India: stuprare una minorenne e poi sposarla, nel rispetto della legge
Quanto la legge islamica applicata come segno di rispetto verso le minoranze porti alla negazione dei diritti delle donne lo rende ancora una volta evidente una storia allucinante dall’India. Dove la protagonista suo malgrado è una ragazza di 15 anni.
Un tribunale di Delhi ha infatti assolto un uomo, di religione islamica, che aveva rapito, segregato, stuprato e poi pure sposato una giovane della sua stessa confessione. Il codice penale indiano considera la minore come vittima del reato, anche se consenziente.

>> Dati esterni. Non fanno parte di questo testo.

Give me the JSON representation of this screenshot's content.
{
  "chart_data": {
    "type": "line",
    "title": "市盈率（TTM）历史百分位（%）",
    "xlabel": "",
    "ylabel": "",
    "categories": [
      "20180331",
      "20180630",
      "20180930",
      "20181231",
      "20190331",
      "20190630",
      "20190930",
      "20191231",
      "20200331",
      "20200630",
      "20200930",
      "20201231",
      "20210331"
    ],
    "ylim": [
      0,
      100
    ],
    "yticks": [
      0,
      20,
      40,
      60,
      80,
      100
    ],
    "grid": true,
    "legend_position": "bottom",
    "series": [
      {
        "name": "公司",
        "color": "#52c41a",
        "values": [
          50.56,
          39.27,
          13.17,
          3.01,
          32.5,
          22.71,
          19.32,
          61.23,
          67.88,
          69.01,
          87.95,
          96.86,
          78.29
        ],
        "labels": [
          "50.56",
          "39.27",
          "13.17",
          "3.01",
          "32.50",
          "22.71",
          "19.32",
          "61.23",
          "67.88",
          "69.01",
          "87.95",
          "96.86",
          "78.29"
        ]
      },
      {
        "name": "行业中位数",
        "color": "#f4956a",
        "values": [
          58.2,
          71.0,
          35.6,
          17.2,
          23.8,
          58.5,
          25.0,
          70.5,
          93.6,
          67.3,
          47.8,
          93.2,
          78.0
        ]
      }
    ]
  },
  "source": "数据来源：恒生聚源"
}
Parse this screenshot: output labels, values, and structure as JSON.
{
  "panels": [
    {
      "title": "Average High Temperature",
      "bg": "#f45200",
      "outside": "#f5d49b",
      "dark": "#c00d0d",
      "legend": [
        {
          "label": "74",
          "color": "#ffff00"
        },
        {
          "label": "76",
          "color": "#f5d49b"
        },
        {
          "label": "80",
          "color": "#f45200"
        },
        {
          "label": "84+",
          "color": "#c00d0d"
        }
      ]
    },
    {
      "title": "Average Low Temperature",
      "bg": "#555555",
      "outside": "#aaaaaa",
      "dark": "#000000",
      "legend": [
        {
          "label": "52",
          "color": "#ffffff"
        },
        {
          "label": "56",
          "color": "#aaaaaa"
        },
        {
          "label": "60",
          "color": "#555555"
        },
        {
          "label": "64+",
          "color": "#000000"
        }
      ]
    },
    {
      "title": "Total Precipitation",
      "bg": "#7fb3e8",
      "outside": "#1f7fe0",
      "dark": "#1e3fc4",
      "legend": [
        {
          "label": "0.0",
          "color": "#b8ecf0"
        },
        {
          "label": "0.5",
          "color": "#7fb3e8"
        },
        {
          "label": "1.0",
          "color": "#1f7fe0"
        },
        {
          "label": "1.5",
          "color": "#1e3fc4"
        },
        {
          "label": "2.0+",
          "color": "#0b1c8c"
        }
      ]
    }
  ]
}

Ma il giudice Illa Rawat ha fatto riferimento alla legge islamica che consente a una quindicenne di sposarsi in quanto ha raggiunto la pubertà, anche contro il volere dei genitori. In questo caso, i genitori sono stati persino d’accordo nel chiudere la questione acconsentendo al matrimonio riparatore della ragazza. Secondo quanto ricostruito dal tribunale, lei avrebbe volontariamente seguito l’uomo e i genitori erano a conoscenza del fatto.
Il pubblico ministero ha però evidenziato che la madre e la figlia hanno denunciato l’uomo per aver violentato la ragazza mentre si trovava sola in casa e per aver minacciato di uccidere la sua famiglia affinché non rivelasse il fatto; inoltre la ragazza avrebbe subito in seguito altri stupri.

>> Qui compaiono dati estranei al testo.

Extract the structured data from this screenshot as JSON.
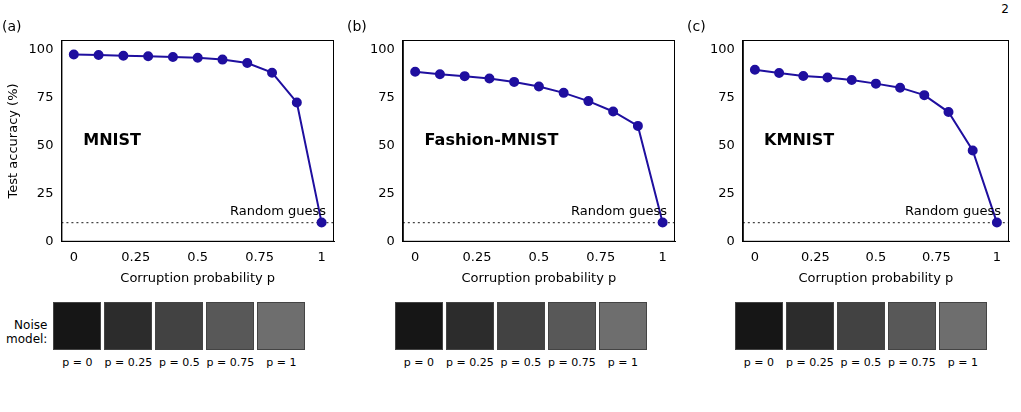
{
  "page_number": "2",
  "noise_model_label": "Noise model:",
  "noise_labels": [
    "p = 0",
    "p = 0.25",
    "p = 0.5",
    "p = 0.75",
    "p = 1"
  ],
  "chart_data": [
    {
      "type": "line",
      "panel": "(a)",
      "title": "MNIST",
      "x_label": "Corruption probability p",
      "y_label": "Test accuracy (%)",
      "x": [
        0,
        0.1,
        0.2,
        0.3,
        0.4,
        0.5,
        0.6,
        0.7,
        0.8,
        0.9,
        1
      ],
      "values": [
        97.5,
        97.2,
        96.8,
        96.5,
        96.2,
        95.8,
        94.8,
        93,
        88,
        72.5,
        10
      ],
      "color": "#1f0f9f",
      "marker": "circle",
      "grid": false,
      "xlim": [
        -0.05,
        1.05
      ],
      "xticks": [
        0,
        0.25,
        0.5,
        0.75,
        1
      ],
      "ylim": [
        0,
        105
      ],
      "yticks": [
        0,
        25,
        50,
        75,
        100
      ],
      "annotations": [
        {
          "text": "Random guess",
          "y": 10,
          "line_style": "dotted"
        }
      ]
    },
    {
      "type": "line",
      "panel": "(b)",
      "title": "Fashion-MNIST",
      "x_label": "Corruption probability p",
      "x": [
        0,
        0.1,
        0.2,
        0.3,
        0.4,
        0.5,
        0.6,
        0.7,
        0.8,
        0.9,
        1
      ],
      "values": [
        88.5,
        87.2,
        86.2,
        85,
        83.2,
        80.8,
        77.5,
        73.2,
        67.8,
        60.3,
        10
      ],
      "color": "#1f0f9f",
      "marker": "circle",
      "grid": false,
      "xlim": [
        -0.05,
        1.05
      ],
      "xticks": [
        0,
        0.25,
        0.5,
        0.75,
        1
      ],
      "ylim": [
        0,
        105
      ],
      "yticks": [
        0,
        25,
        50,
        75,
        100
      ],
      "annotations": [
        {
          "text": "Random guess",
          "y": 10,
          "line_style": "dotted"
        }
      ]
    },
    {
      "type": "line",
      "panel": "(c)",
      "title": "KMNIST",
      "x_label": "Corruption probability p",
      "x": [
        0,
        0.1,
        0.2,
        0.3,
        0.4,
        0.5,
        0.6,
        0.7,
        0.8,
        0.9,
        1
      ],
      "values": [
        89.5,
        87.8,
        86.3,
        85.5,
        84.2,
        82.3,
        80.2,
        76.3,
        67.5,
        47.5,
        10
      ],
      "color": "#1f0f9f",
      "marker": "circle",
      "grid": false,
      "xlim": [
        -0.05,
        1.05
      ],
      "xticks": [
        0,
        0.25,
        0.5,
        0.75,
        1
      ],
      "ylim": [
        0,
        105
      ],
      "yticks": [
        0,
        25,
        50,
        75,
        100
      ],
      "annotations": [
        {
          "text": "Random guess",
          "y": 10,
          "line_style": "dotted"
        }
      ]
    }
  ]
}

Non è il primo caso del genere, ma i precedenti riguardano paesi dove vige la sharia. In India i musulmani costituiscono invece una minoranza rispetto agli hindu. E questa circostanza, l’inserimento cioè di leggi di parte all’interno di leggi generali attribuendo loro un valore superiore, ripropone la questione del multiculturalismo confessionalista. La nostra associazione ha spesso preso le distanze dall’ideologia che lo esalta e dalla richiesta di tradurlo in legge, perché siamo contro il riconoscimento di privilegi alle confessioni religiose, specie quando schiacciano i diritti e le libertà degli individui e negano la laicità.

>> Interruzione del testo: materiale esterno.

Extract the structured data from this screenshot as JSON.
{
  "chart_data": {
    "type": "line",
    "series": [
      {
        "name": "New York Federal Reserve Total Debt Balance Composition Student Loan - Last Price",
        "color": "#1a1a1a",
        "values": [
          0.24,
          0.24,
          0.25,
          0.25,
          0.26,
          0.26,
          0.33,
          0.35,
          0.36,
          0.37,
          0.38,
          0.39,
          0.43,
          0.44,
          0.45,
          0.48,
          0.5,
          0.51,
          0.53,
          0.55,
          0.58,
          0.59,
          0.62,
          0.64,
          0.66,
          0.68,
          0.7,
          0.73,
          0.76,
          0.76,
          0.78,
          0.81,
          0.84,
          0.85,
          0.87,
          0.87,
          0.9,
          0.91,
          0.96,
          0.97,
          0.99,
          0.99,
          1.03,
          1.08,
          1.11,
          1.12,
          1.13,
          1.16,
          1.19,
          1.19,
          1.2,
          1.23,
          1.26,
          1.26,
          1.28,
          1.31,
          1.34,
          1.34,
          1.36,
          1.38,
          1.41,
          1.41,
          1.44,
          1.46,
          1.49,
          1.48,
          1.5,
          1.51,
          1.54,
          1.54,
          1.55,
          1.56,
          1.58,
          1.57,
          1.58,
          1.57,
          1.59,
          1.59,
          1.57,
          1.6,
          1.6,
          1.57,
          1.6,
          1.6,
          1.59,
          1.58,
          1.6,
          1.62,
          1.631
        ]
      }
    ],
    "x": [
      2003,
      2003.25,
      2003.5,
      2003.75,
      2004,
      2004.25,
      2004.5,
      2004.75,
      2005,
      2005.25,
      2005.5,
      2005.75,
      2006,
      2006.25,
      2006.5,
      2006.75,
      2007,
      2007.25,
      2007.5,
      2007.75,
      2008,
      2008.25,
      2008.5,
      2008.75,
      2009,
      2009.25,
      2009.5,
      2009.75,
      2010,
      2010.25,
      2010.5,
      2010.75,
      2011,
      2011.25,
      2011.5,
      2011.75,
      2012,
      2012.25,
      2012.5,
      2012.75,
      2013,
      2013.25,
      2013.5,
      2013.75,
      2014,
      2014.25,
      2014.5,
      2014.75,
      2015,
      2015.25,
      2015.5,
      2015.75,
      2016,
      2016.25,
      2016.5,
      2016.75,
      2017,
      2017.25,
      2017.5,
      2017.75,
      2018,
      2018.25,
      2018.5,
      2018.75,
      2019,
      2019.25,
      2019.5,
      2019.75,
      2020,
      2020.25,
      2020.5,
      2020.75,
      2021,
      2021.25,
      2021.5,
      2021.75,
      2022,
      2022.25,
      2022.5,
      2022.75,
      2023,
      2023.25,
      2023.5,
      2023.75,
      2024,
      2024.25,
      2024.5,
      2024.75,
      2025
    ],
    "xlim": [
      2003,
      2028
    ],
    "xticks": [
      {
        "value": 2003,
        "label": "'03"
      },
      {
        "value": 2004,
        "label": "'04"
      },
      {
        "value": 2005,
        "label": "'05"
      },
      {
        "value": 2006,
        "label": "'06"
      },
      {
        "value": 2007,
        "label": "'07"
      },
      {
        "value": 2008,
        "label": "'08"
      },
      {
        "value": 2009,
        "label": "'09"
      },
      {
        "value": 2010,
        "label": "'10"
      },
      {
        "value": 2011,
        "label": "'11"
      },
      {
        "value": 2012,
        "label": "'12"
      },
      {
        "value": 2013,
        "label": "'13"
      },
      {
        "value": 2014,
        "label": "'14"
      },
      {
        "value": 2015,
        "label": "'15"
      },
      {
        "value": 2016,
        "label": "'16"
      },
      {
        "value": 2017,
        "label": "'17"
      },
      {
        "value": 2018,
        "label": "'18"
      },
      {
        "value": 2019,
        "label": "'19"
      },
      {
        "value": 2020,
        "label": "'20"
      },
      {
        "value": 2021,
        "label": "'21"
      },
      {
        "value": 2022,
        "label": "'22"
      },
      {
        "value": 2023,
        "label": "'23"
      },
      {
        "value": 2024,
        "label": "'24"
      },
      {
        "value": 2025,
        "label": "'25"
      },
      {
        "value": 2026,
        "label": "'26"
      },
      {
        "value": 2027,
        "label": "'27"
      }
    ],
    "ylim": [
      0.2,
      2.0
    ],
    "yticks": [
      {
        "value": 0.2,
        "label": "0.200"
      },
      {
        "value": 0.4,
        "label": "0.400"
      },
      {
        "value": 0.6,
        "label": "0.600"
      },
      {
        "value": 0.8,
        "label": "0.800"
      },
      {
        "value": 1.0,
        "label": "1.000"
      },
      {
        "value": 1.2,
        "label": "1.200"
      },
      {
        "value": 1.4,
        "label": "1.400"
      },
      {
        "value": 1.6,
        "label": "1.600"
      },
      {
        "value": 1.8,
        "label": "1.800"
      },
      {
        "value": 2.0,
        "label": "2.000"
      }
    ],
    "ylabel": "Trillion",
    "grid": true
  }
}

I fatti mostrano che la valorizzazione sociale e legislativa del multiculturalismo si traduce nel dare a capi religiosi la possibilità di rappresentare, governare e giudicare con leggi esclusive gli individui. Concedere diritti alle comunità di fede in quanto tali significa inevitabilmente negarli ai cittadini che ne fanno parte: si ritorna cioè a considerarli sudditi e sottomessi, come accadeva fino alla Rivoluzione francese e nel sistema ottomano dei millet.
O, in questi ultimi anni, in Gran Bretagna, con lo sdoganamento delle corti islamiche. Noi nipotini dell’illuminismo siamo invece universalisti: vogliamo l’eguaglianza di ogni cittadino, con gli stessi diritti e doveri. Le eccezioni ad religionem invece la negano e provocano solo guasti. Com’è dunque possibile che trovino tanto sostegno a livello giuridico e politico?